不肖私がこよなく愛する『万葉集』の鑑賞blogです。

眉根掻き鼻ひ紐解け・・・巻第11-2408

訓読 >>>

眉根(まよね)掻(か)き鼻(はな)ひ紐(ひも)解け待つらむかいつかも見むと思へる我(わ)れを

 

要旨 >>>

眉を掻き、くしゃみをし、紐も解けて待ってくれているだろうか、いつ逢えるのかと苦しんでいる私のことを。

 

鑑賞 >>>

 「正述心緒(ありのままに思いを述べた歌)」。「眉根掻き鼻ひ紐解け」にある、眉がかゆい、くしゃみが出る、下紐が自然にほどける、の3つの現象は、恋人に逢える前兆とされました。ちなみに、なぜ眉がかゆいと恋人に逢える前兆とされたのかは、中国古典の恋愛文学『遊仙窟』に「昨夜根眼皮瞤 今朝見好人(昨夜、目の上がかゆかった、すると今朝あの人に会えた)」という一文があり、その影響ではないかといわれます。「いつかも見む」は、いつになったら逢えるのだろうか。

 

 

『遊仙窟』

 中国、初唐時代に、流行詩人の張鷟(ちょうさく)、字(あざな)は文成、によって書かれた恋愛伝奇小説。

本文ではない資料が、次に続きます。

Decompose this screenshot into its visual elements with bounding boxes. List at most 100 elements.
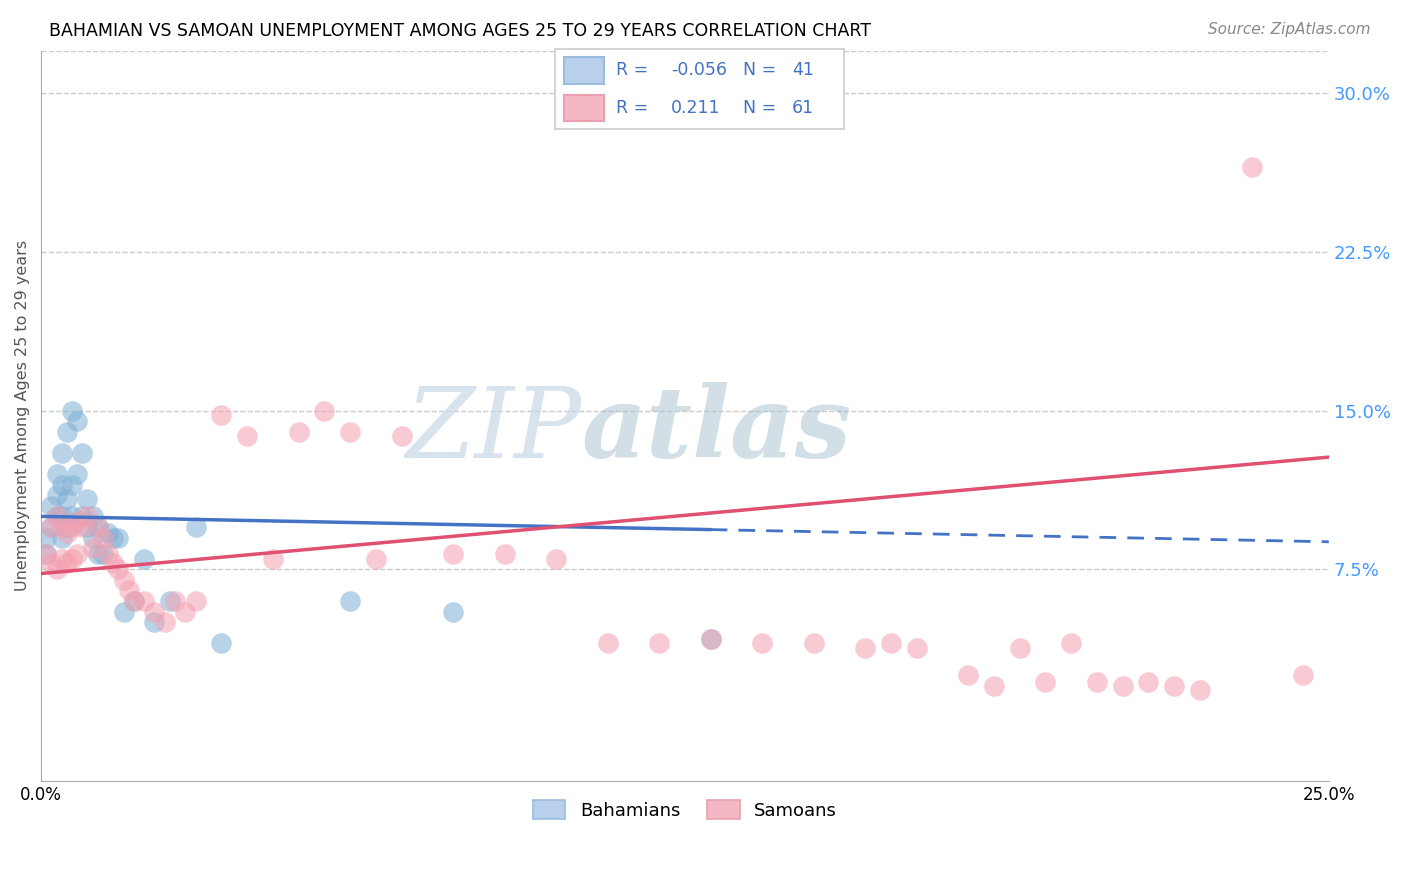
- Point: [45, 488, 67, 502]
- Point: [1085, 674, 1108, 689]
- Point: [163, 594, 186, 608]
- Point: [51, 446, 73, 460]
- Point: [143, 615, 166, 630]
- Point: [66, 467, 89, 481]
- Point: [339, 425, 361, 439]
- Point: [51, 509, 73, 524]
- Point: [56, 425, 79, 439]
- Point: [51, 551, 73, 566]
- Point: [648, 636, 671, 650]
- Point: [122, 594, 145, 608]
- Point: [184, 520, 207, 534]
- Text: N =: N =: [742, 62, 782, 79]
- Text: 0.211: 0.211: [671, 99, 720, 117]
- Point: [957, 668, 980, 682]
- Point: [699, 632, 721, 647]
- Point: [56, 492, 79, 507]
- Point: [72, 446, 94, 460]
- Point: [209, 408, 232, 422]
- Text: R =: R =: [616, 62, 654, 79]
- Point: [107, 562, 129, 576]
- Point: [45, 509, 67, 524]
- Point: [262, 551, 284, 566]
- Point: [153, 615, 176, 630]
- Point: [184, 594, 207, 608]
- FancyBboxPatch shape: [555, 49, 844, 129]
- Point: [56, 556, 79, 570]
- FancyBboxPatch shape: [564, 95, 605, 121]
- Point: [76, 509, 98, 524]
- Text: -0.056: -0.056: [671, 62, 727, 79]
- Point: [60, 477, 83, 491]
- Point: [112, 605, 135, 619]
- Point: [56, 526, 79, 541]
- Text: 61: 61: [792, 99, 814, 117]
- Point: [546, 551, 568, 566]
- Point: [853, 640, 876, 655]
- Point: [41, 556, 63, 570]
- Point: [134, 594, 156, 608]
- Point: [1008, 640, 1031, 655]
- Point: [596, 636, 619, 650]
- Point: [122, 594, 145, 608]
- Point: [287, 425, 309, 439]
- Point: [112, 573, 135, 587]
- Point: [1112, 679, 1135, 693]
- FancyBboxPatch shape: [564, 57, 605, 84]
- Text: BAHAMIAN VS SAMOAN UNEMPLOYMENT AMONG AGES 25 TO 29 YEARS CORRELATION CHART: BAHAMIAN VS SAMOAN UNEMPLOYMENT AMONG AG…: [49, 22, 872, 40]
- Point: [103, 531, 125, 545]
- Point: [60, 509, 83, 524]
- Point: [1188, 683, 1211, 698]
- Point: [35, 531, 58, 545]
- Point: [1240, 160, 1263, 174]
- Point: [72, 509, 94, 524]
- Point: [880, 636, 903, 650]
- Point: [1292, 668, 1315, 682]
- Point: [97, 526, 120, 541]
- Point: [441, 548, 464, 562]
- Point: [494, 548, 516, 562]
- Point: [87, 520, 110, 534]
- Point: [82, 541, 104, 556]
- Point: [314, 403, 336, 417]
- Point: [76, 492, 98, 507]
- Point: [803, 636, 825, 650]
- Point: [1060, 636, 1083, 650]
- Text: 41: 41: [792, 62, 814, 79]
- Legend: Bahamians, Samoans: Bahamians, Samoans: [526, 792, 844, 827]
- Text: Source: ZipAtlas.com: Source: ZipAtlas.com: [1208, 22, 1371, 37]
- Point: [41, 499, 63, 513]
- Point: [1035, 674, 1057, 689]
- Point: [1163, 679, 1185, 693]
- Point: [72, 520, 94, 534]
- Point: [1137, 674, 1160, 689]
- Point: [51, 477, 73, 491]
- Point: [41, 520, 63, 534]
- Point: [143, 605, 166, 619]
- Point: [60, 520, 83, 534]
- Point: [134, 551, 156, 566]
- Point: [66, 414, 89, 428]
- Point: [209, 636, 232, 650]
- Point: [87, 520, 110, 534]
- Point: [391, 429, 413, 443]
- Point: [441, 605, 464, 619]
- Point: [236, 429, 259, 443]
- Point: [87, 548, 110, 562]
- Point: [41, 520, 63, 534]
- Text: atlas: atlas: [582, 382, 852, 479]
- Point: [364, 551, 387, 566]
- Point: [983, 679, 1005, 693]
- Point: [66, 514, 89, 528]
- Point: [35, 548, 58, 562]
- Text: N =: N =: [742, 99, 782, 117]
- Point: [174, 605, 197, 619]
- Point: [66, 548, 89, 562]
- Point: [76, 520, 98, 534]
- Point: [118, 583, 141, 598]
- Point: [91, 531, 114, 545]
- Point: [45, 467, 67, 481]
- Point: [51, 531, 73, 545]
- Point: [60, 403, 83, 417]
- Text: R =: R =: [616, 99, 659, 117]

 筋書は、作者と同名の「張文成」なる人物が、黄河上流の河源に使者となって行ったとき、神仙の岩窟に迷い込み、仙女の崔十娘(さいじゅうじょう)と兄嫁の王五嫂(おうごそう)の二人の戦争未亡人に一夜の歓待を受け、翌朝名残を惜しんで別れるというもの。その間に84首の贈答を主とする詩が挿入されている。

 本書は中国では早く散逸したが、日本には奈良時代に伝来し、『 万葉集』の、大伴家持坂上大嬢に贈った歌のなかにその影響があり、山上憶良の『沈痾自哀文(ちんあじあいのぶん)』などにも引用されている。

 その他、『和漢朗詠集』『新撰朗詠集』『唐物語』『宝物集』などにも引用され、江戸時代の滑稽本や洒落本にも影響を与えた。